Le Blog à Ferdine


6.7.03
J'pense souvent à l'Albert. C'est bizarre ça. D'y penser autant. D'puis qu'j'suis d'dans, j'ai pas une minute où j'y pense pas. J'y pense toujours avec un fort relent d'culpabilité. Ca m'en monte les larmes aux yeux quasi. J'sais pas pourquoi c'clébard... Doit cristalliser toutes mes culpabilités. J'pourrais penser à tous les autres. Les morts. Les vivants. Surtout les morts. Mais non. J'pense à c'chien. Quand j'me souviens d'avant, j'vois qu'ce clebs. C'saucisson sur pattes. J'le vois qui courre, derrière la rue Vaubecour. J'le vois qui file, tout heureux. Qui courre. Qui aboie. Tout gai quoi. Ses p'tites oreilles au vent. Tout content. A aller, à rev'nir. J'sais pas pourquoi j'focalise là-d'ssus.
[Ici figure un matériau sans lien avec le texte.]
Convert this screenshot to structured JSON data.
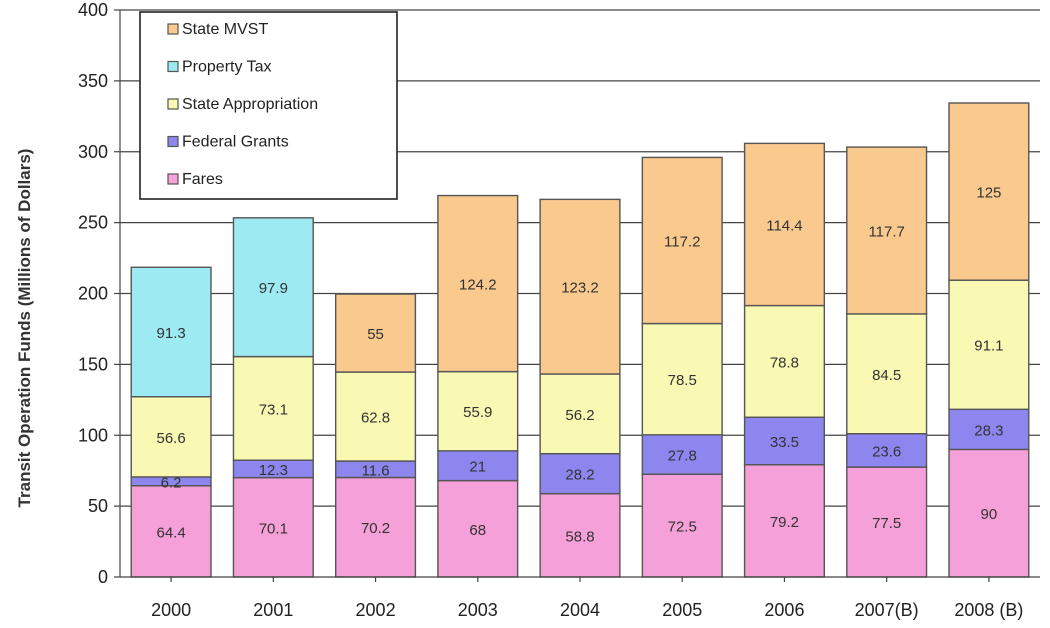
{
  "chart_data": {
    "type": "bar",
    "stacked": true,
    "title": "",
    "xlabel": "",
    "ylabel": "Transit Operation Funds (Millions of Dollars)",
    "ylim": [
      0,
      400
    ],
    "yticks": [
      0,
      50,
      100,
      150,
      200,
      250,
      300,
      350,
      400
    ],
    "grid": true,
    "legend_position": "top-left",
    "categories": [
      "2000",
      "2001",
      "2002",
      "2003",
      "2004",
      "2005",
      "2006",
      "2007(B)",
      "2008 (B)"
    ],
    "series": [
      {
        "name": "Fares",
        "color": "#f5a0d8",
        "values": [
          64.4,
          70.1,
          70.2,
          68,
          58.8,
          72.5,
          79.2,
          77.5,
          90
        ]
      },
      {
        "name": "Federal Grants",
        "color": "#8c86ee",
        "values": [
          6.2,
          12.3,
          11.6,
          21,
          28.2,
          27.8,
          33.5,
          23.6,
          28.3
        ]
      },
      {
        "name": "State Appropriation",
        "color": "#f9f9b4",
        "values": [
          56.6,
          73.1,
          62.8,
          55.9,
          56.2,
          78.5,
          78.8,
          84.5,
          91.1
        ]
      },
      {
        "name": "Property Tax",
        "color": "#9eeaf2",
        "values": [
          91.3,
          97.9,
          null,
          null,
          null,
          null,
          null,
          null,
          null
        ]
      },
      {
        "name": "State MVST",
        "color": "#f9c98e",
        "values": [
          null,
          null,
          55,
          124.2,
          123.2,
          117.2,
          114.4,
          117.7,
          125
        ]
      }
    ],
    "legend_order": [
      "State MVST",
      "Property Tax",
      "State Appropriation",
      "Federal Grants",
      "Fares"
    ]
  }
}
Pis j'le revois aussi, crevé, la langue jusqu'à terre, à essayer d'me suivre. A marcher, à courrir, à crapeton... A essayer de pas s'laisser larguer. A m'regarder. D'ses grands yeux tristes. A pas comprendre. A bien sentir pourtant, le fouet de l'abandon, là, dans ces rues désertes d'une banlieue lyonnaise glauque. Ca m'réveille la nuit, ses grands yeux malheureux. J'vois pas ceux d'mémé, ni ceux d'Sandy ou d'n'importe qui d'autre... Non, non. Les seuls yeux que j'vois, c'est ceux d'l'Albert. Toujours sur moi. A m'faire croire que c'est pour moi. Que c'coup là, j'peux plus lui échapper. Entre mes quatre murs. J'espère qu'ça va pas durer tout l'temps.


2.7.03
Je r'pense à avant. Du temps qu'j'étais dehors. Du temps où j'courrais, d'une rue l'autre. De l'autre côté de ces murs. Et moi qui voulait voir le monde. J'ai l'impression que j'suis cloué à cette ville, comme la peste au rat. Merde. Et en plus, je sais plus courrir comme avant.